The Cuban government, with a pace that has given snails a new sense of self-respect, has been postponing the day when we can sit around at home chatting for hours with friends, browse through store catalogs or download movies and songs of interest.
The government seems like a father who doesn’t want his children to grow up and therefore continues to hold the reins taut on all of their movement. How long will this Peter Pan Syndrome in reverse go on? Fearful that we’ll begin to know more about ourselves through sources that were not created by it, the government has been depriving us of a right that we possessed from the very moment the Internet was created.
A friend told me that years ago, when she worked for the Spanish company Telefonica, she witnessed how its directors approached the island’s leadership about bringing cable to Cuba in an operation where they would assume all the costs; nonetheless, they received no response. Similarly, last year US businesspeople proposed an option less expensive than the Venezuelan plan; they could lay cable from the US, but —just as our government has conditioned us concerning anything involving the United States— the offer was flatly refused.
Added to such resistance, in almost all workplaces that have access to the Internet here, the State has blocked social networking sites such as YouTube, Facebook, Twitter and MySpace, as well as instant messaging and other internet features. People often only have the use of national e-mail services —fully monitored— which in some cases can access a slow Google search engine.
What is certain in terms of the Internet in Cuba is that not even the news of the imminent arrival of a fiber optic line to the island has been able to raise the expectations of people where the government decides on whom to grant landline telephones.
Despite the prospect for a “quicker” cable connection, you don’t have to be that intelligent to realize that what’s most likely is that our access to the Web will continue to be very, very slow.

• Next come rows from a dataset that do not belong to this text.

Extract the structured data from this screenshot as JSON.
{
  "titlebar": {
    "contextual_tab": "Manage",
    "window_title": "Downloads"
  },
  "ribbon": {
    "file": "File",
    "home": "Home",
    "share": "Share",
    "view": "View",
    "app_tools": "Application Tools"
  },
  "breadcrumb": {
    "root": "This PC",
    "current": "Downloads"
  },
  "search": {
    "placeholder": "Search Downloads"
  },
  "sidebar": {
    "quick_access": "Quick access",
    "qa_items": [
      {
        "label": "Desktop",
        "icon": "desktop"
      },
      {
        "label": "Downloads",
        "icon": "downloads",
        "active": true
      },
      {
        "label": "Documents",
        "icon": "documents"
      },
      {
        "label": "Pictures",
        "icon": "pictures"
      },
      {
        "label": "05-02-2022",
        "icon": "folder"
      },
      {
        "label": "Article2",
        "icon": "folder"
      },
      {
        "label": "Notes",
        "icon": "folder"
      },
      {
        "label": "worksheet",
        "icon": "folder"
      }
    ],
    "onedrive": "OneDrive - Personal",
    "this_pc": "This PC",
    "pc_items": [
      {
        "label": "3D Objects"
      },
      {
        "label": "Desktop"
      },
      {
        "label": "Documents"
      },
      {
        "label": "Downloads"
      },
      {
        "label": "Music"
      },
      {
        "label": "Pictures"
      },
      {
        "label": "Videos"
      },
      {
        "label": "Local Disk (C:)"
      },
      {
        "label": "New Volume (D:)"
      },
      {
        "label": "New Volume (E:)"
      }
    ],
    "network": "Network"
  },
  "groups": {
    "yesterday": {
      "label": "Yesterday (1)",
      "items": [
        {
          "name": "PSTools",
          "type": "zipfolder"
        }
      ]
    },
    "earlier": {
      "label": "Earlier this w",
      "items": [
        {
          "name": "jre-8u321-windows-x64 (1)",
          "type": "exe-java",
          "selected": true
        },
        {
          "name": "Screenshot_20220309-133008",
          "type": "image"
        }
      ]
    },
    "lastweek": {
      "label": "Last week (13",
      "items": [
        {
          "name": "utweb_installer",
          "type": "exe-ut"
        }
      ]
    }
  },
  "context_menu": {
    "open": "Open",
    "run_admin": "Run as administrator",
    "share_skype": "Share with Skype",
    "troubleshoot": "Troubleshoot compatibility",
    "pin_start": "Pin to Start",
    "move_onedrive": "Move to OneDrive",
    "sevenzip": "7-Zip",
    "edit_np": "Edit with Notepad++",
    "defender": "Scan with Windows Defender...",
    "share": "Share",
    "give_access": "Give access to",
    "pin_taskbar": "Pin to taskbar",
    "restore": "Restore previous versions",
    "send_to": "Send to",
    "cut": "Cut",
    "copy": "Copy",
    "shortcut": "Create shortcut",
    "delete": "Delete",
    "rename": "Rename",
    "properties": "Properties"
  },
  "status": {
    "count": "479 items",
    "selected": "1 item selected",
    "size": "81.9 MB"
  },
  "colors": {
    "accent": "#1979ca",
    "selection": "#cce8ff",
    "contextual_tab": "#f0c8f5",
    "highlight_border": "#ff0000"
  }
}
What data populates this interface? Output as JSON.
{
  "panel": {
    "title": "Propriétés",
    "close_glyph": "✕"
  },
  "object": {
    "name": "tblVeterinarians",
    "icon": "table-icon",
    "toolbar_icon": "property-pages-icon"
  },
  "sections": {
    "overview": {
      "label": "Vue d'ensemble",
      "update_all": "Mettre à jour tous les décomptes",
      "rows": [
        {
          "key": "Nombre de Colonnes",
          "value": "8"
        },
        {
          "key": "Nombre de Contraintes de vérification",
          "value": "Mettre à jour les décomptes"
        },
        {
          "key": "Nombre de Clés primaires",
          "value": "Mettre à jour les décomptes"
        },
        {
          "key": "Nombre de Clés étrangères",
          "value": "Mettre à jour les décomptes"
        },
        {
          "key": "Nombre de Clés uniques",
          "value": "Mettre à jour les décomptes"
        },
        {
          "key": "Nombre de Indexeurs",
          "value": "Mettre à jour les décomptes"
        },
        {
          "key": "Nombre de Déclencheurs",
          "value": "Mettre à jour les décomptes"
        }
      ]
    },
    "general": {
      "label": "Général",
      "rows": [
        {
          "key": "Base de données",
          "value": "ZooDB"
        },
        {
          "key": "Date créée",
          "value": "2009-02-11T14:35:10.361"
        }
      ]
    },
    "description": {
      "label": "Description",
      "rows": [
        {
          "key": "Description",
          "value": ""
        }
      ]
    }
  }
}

I guess I’m just naive, but I still have a dream that some day–and I hope that day will be soon–as I look out the window on the ViAzul bus, or walk down the streets of, for example, Bayamo, that in each home besides watching the latest novela episode on tv, someone will also be surfing the web on their laptop or desk top (or, by that time, their hand-held device)! It seems contradictory , even self-defeating, that on the one hand the Revolution realizes its most important resource is the Cuban people, yet on the other hand it denies them a fundamental resource–high speed internet access–for their advancement and development in the 21st Century! Not for a minute do I believe–nor do most knowledgable Cuban citizens believe–that this is all the fault of “the embargo.” Besides the U.S.A., maybe Israel and, umm, Palao, the rest of the world does not care a wit about–or enforce–the embargo. Hence, the onus falls upon the Revolutionary Government to facilitate, by whatever means possible, the speedy entry of its citizens into the 21st Century! With such access, every person can take charge of their own education. Sure, many will waste this opportunity, and be side-tracked by the many distractions, but also many will take advantage of the internet to expand thier horizons, expertise, productivity. My only regret is that my mind is not nearly as nimble as it once was–or could have been! My adolescent daughters are able to use this means of communication and knowledge far more rapidly, and with much greater facilty, than I am. Still, have faith, Afredo. It looks like the government is finally recognizing that it has to update its working model in order not to be left in, what Marx so poetically (but is now a cliche) called “the dustbin of history!”